At the end of a week featuring a day dubbed 'Black Monday', there's a good chance that you're now much more aware of the effect that shorter days and darker nights are having upon your energy and motivational levels.

It's the time of year when three or four months of driving to and from work in the dark really begins to test your desire to keep fit and stay active.

'Black Monday' refers to the time of the year where 'they' say that you're most likely to be affected by a lack of vitamin D, or in other words, sunlight.

Sunlight is the most common and easiest way of getting this vitamin, essentially this is one of the feel good chemicals that fits nicely alongside endorphins, the stuff that is released during and after sport and gives you a sugar high often lasting the entire day. Put the two together, training or running in the sun, and you've got a huge, almost addictive hit.

Vitamin D is also really important for keeping your bones strong and helping to reduce the risk of stress fractures and it also helps muscle growth improving speed and strength. So it's a pretty important vitamin that doesn't just make you feel that bit more active. But at this time of year you're being starved of it and it will undoubtedly be affecting your training and performance.

It's the reason that many top clubs are happy for their injured players to disappear to sunnier climates mid-season if and when injuries happen. A couple of seasons ago Wayne Rooney was sent to America to recover from his foot problem and was in the news for ordering chicken nuggets and chips from his luxury hotel in Dubai. The facilities at the training camps in the USA or the Middle East are certainly no better than here in the UK, it's just the sun shines much brighter and longer and more and more top levels athletes and their medical teams are realising how important vitamin D actually is.

In countries such as Italy where there is a mid-season break in December, clubs head off for training camps to the Southern Hemisphere in search of sunlight and vitamin D. Just recently in December I was working with one of the Soccer Camps I get involved with in Florida and AC Milan were on the next pitch to our training facility at Rollins College in Orlando every day. They also played a game at Disney's Wide World of Sports Complex.

So much for a winter break! It seems that a winter break is just that, a break from the long dark nights. It's not a break in the traditional sense of having a rest. And it blows out of the water the argument that rages every time England are dumped out of a major football tournament - that our players don't get the 'winter break' like the other countries do.

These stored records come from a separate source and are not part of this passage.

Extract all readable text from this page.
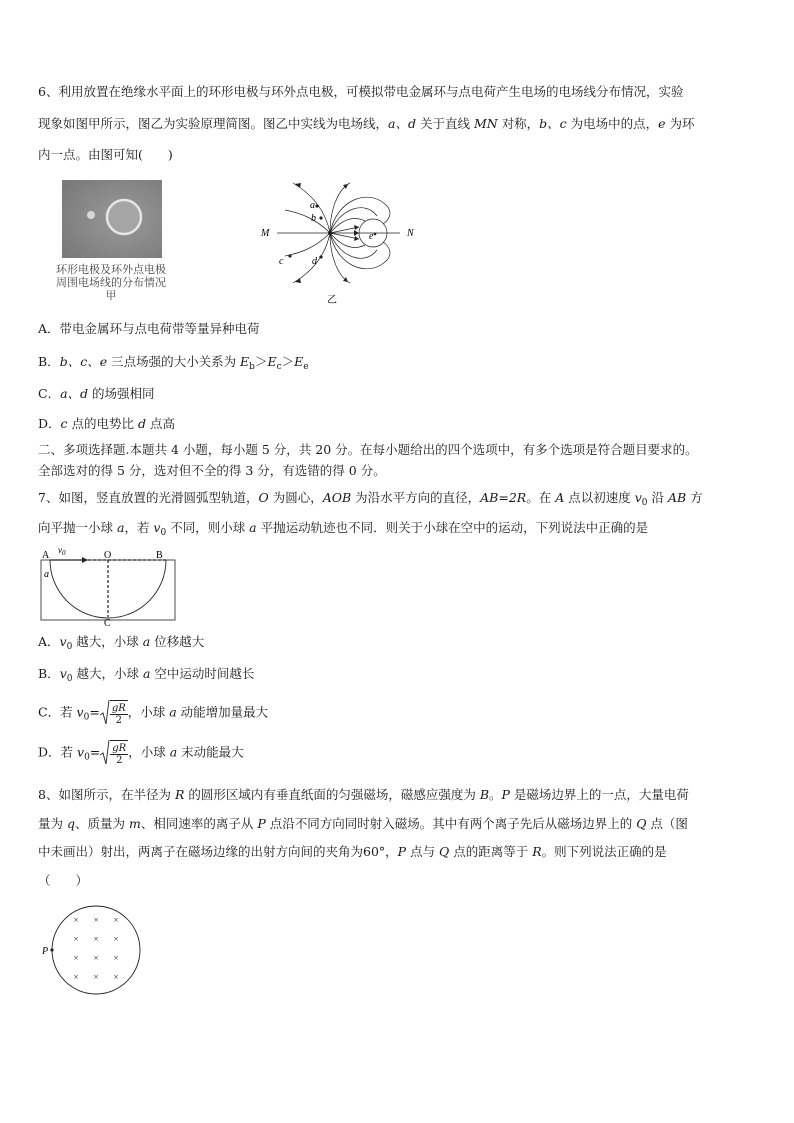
6、利用放置在绝缘水平面上的环形电极与环外点电极，可模拟带电金属环与点电荷产生电场的电场线分布情况，实验
现象如图甲所示，图乙为实验原理简图。图乙中实线为电场线，a、d 关于直线 MN 对称，b、c 为电场中的点，e 为环
内一点。由图可知(　　)
环形电极及环外点电极
周围电场线的分布情况
甲
M	N
a
b
c	d
e
乙
A．带电金属环与点电荷带等量异种电荷
B．b、c、e 三点场强的大小关系为 $E_b>E_c>E_e$
C．a、d 的场强相同
D．c 点的电势比 d 点高
二、多项选择题.本题共 4 小题，每小题 5 分，共 20 分。在每小题给出的四个选项中，有多个选项是符合题目要求的。
全部选对的得 5 分，选对但不全的得 3 分，有选错的得 0 分。
7、如图，竖直放置的光滑圆弧型轨道，O 为圆心，AOB 为沿水平方向的直径，AB=2R。在 A 点以初速度 $v_0$ 沿 AB 方
向平抛一小球 a，若 $v_0$ 不同，则小球 a 平抛运动轨迹也不同．则关于小球在空中的运动，下列说法中正确的是
A	O	B
C
$v_0$
a
A．$v_0$ 越大，小球 a 位移越大
B．$v_0$ 越大，小球 a 空中运动时间越长
C．若 $v_0= \frac{gR}{2}$，小球 a 动能增加量最大
D．若 $v_0= \frac{gR}{2}$，小球 a 末动能最大
8、如图所示，在半径为 R 的圆形区域内有垂直纸面的匀强磁场，磁感应强度为 B。P 是磁场边界上的一点，大量电荷
量为 q、质量为 m、相同速率的离子从 P 点沿不同方向同时射入磁场。其中有两个离子先后从磁场边界上的 Q 点（图
中未画出）射出，两离子在磁场边缘的出射方向间的夹角为60°，P 点与 Q 点的距离等于 R。则下列说法正确的是
（　　）
P
× × ×
× × ×
× × ×
× × ×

It's so important to these top players and clubs that it isn't uncommon for players every eight to twelve weeks to have a blood test to monitor their levels. It's tiny differences like this that clubs are looking for to ensure their players hit top performance. I've even heard of players using artificial tanning beds to get their hit. Next time you see one of the top premier league players looking suspiciously orange in January, you'll now know why.

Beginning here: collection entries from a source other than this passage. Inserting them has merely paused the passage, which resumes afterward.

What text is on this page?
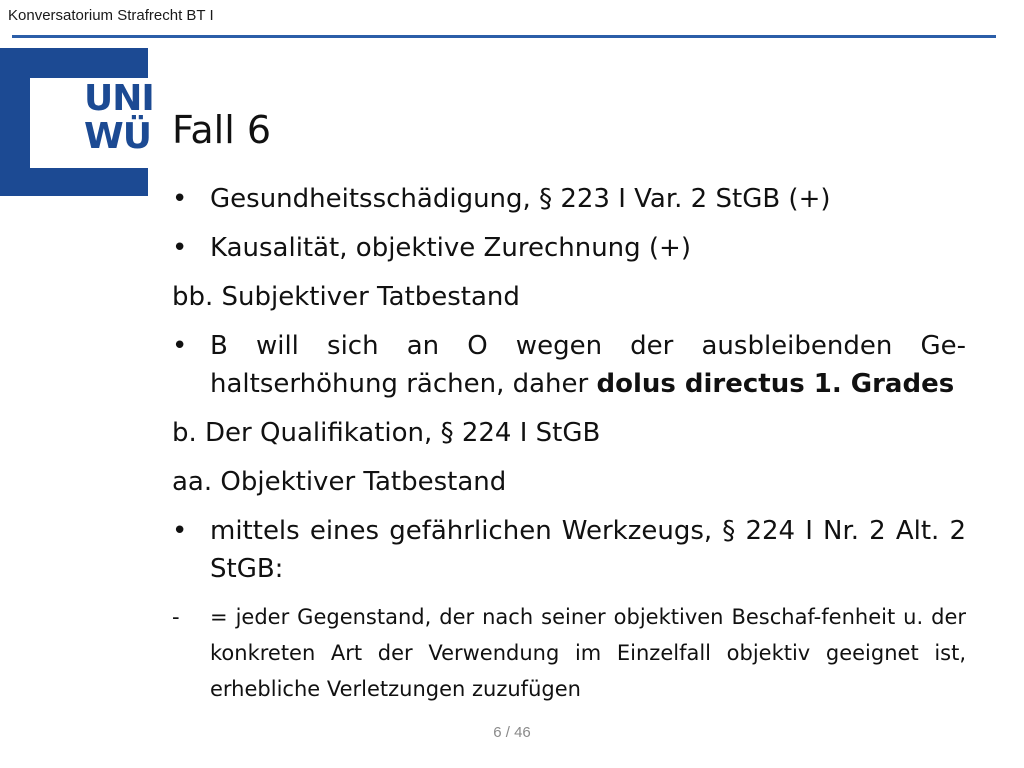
Konversatorium Strafrecht BT I
UNI
WÜ Fall 6
• Gesundheitsschädigung, § 223 I Var. 2 StGB (+)
• Kausalität, objektive Zurechnung (+)
bb. Subjektiver Tatbestand
• B will sich an O wegen der ausbleibenden Ge-haltserhöhung rächen, daher dolus directus 1. Grades
b. Der Qualifikation, § 224 I StGB
aa. Objektiver Tatbestand
• mittels eines gefährlichen Werkzeugs, § 224 I Nr. 2 Alt. 2 StGB:
-	= jeder Gegenstand, der nach seiner objektiven Beschaf-fenheit u. der konkreten Art der Verwendung im Einzelfall objektiv geeignet ist, erhebliche Verletzungen zuzufügen
6 / 46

But blood tests, artificial tanning booths and mid season southern hemisphere tours come at a price. One often not able to be afforded at the grassroots level so you need to look for other options, and there are many.

Foods such as oily fish, liver, eggs and milk all have vitamin D that give you a boost and reduce your injury risk, and even something as simple as brisk 15-20 minute walk on your dinner break each day when the bright winter days appear will also help.